Moody's Investors Service cut its ratings on Citigroup Inc debt by a notch, the latest embarrassment for the largest U.S. bank, and putting it under renewed pressure to shore up its shrinking capital base.
While stocks fell in Asia as investors saw the move as a sign that the global credit crisis could be worsening, banking shares rose or were stable in Europe and Citigroup's bonds were unchanged.
Moody's lowered Citigroup's rating to "Aa3," saying it doubted that the U.S. bank could rebuild its capital ratios any time soon, and said Citi's failure to restore its capital ratios in the medium term could lead to a further downgrade.
Moody's analyst Sean Jones said weak earnings at Citigroup would prevent it from restoring capital ratios quickly even after it raised $7.5 billion from the Gulf emirate of Abu Dhabi in November.
The agency suggested ways to rebuild included raising more outside capital and reducing its dividend.
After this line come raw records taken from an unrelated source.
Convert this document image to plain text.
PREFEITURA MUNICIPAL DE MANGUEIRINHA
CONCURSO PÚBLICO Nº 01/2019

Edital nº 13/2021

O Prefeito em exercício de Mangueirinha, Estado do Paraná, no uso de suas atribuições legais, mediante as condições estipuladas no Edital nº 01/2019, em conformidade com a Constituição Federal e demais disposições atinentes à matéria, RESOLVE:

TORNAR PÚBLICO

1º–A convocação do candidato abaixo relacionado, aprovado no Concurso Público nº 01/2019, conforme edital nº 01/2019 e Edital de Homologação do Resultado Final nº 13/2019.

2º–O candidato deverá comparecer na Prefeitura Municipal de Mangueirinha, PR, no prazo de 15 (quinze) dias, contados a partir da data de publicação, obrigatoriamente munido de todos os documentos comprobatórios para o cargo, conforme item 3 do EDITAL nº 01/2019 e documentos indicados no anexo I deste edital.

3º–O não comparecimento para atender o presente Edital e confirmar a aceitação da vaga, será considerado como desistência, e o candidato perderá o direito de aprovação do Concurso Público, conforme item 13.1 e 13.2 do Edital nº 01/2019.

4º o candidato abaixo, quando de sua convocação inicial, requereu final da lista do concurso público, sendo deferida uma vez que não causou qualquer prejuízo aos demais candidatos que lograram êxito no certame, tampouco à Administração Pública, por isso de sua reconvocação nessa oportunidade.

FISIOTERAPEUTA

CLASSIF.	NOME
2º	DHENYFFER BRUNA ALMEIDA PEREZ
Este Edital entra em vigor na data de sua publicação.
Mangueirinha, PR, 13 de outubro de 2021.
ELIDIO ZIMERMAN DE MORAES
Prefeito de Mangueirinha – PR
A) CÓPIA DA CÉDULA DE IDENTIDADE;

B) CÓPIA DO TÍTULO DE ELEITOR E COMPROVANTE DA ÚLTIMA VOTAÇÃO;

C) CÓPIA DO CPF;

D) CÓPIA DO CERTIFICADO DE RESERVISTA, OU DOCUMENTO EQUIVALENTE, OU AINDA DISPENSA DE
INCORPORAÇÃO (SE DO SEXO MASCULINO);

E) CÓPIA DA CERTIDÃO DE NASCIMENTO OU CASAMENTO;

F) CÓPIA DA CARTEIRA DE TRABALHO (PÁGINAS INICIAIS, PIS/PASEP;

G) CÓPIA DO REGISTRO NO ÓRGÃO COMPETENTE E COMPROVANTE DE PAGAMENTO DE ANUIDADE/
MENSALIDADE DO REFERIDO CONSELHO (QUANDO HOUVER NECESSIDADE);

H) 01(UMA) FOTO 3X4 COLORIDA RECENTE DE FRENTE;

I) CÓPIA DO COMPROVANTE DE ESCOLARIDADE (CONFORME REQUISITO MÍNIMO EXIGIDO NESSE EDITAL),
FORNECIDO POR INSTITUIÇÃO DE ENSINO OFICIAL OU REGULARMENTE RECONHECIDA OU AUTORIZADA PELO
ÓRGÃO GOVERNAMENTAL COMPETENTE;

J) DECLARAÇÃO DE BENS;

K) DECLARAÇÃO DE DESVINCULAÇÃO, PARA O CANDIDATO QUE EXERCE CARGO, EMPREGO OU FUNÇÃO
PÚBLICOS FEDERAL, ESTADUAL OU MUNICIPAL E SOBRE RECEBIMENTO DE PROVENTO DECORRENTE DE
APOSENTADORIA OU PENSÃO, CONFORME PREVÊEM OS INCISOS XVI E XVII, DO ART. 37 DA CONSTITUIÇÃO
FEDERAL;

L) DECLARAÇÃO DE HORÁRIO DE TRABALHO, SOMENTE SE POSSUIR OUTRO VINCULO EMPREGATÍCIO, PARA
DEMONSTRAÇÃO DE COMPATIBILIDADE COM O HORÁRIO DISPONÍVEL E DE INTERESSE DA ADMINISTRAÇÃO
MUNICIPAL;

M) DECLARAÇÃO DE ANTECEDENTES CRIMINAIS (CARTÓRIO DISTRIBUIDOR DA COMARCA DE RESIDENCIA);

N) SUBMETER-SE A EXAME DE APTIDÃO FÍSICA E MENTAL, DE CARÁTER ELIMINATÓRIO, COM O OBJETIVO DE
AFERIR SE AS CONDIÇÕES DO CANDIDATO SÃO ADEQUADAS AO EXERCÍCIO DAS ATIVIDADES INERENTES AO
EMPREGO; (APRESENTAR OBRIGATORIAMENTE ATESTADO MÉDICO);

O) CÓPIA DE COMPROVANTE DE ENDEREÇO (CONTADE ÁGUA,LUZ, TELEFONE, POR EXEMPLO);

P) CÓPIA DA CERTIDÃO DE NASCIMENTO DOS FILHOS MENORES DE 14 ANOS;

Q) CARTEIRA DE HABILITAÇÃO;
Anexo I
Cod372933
A growing number of analysts see Citi as likely to reduce its dividend, which costs the bank about $2.7 billion a quarter.
The downgrade came as Citigroup said it planned to rescue $49 billion of structured investment vehicles (SIV) in a move that further strains the firm's capital levels and may mean a U.S. government-endorsed "Super-SIV" bailout plan is no longer needed.
SIVS are off-balance-sheet vehicles set up by banks to invest in mortgage-backed securities whose value has been slashed by a collapse in U.S. subprime mortgages, which were loans made to people with poor or non-existent credit histories.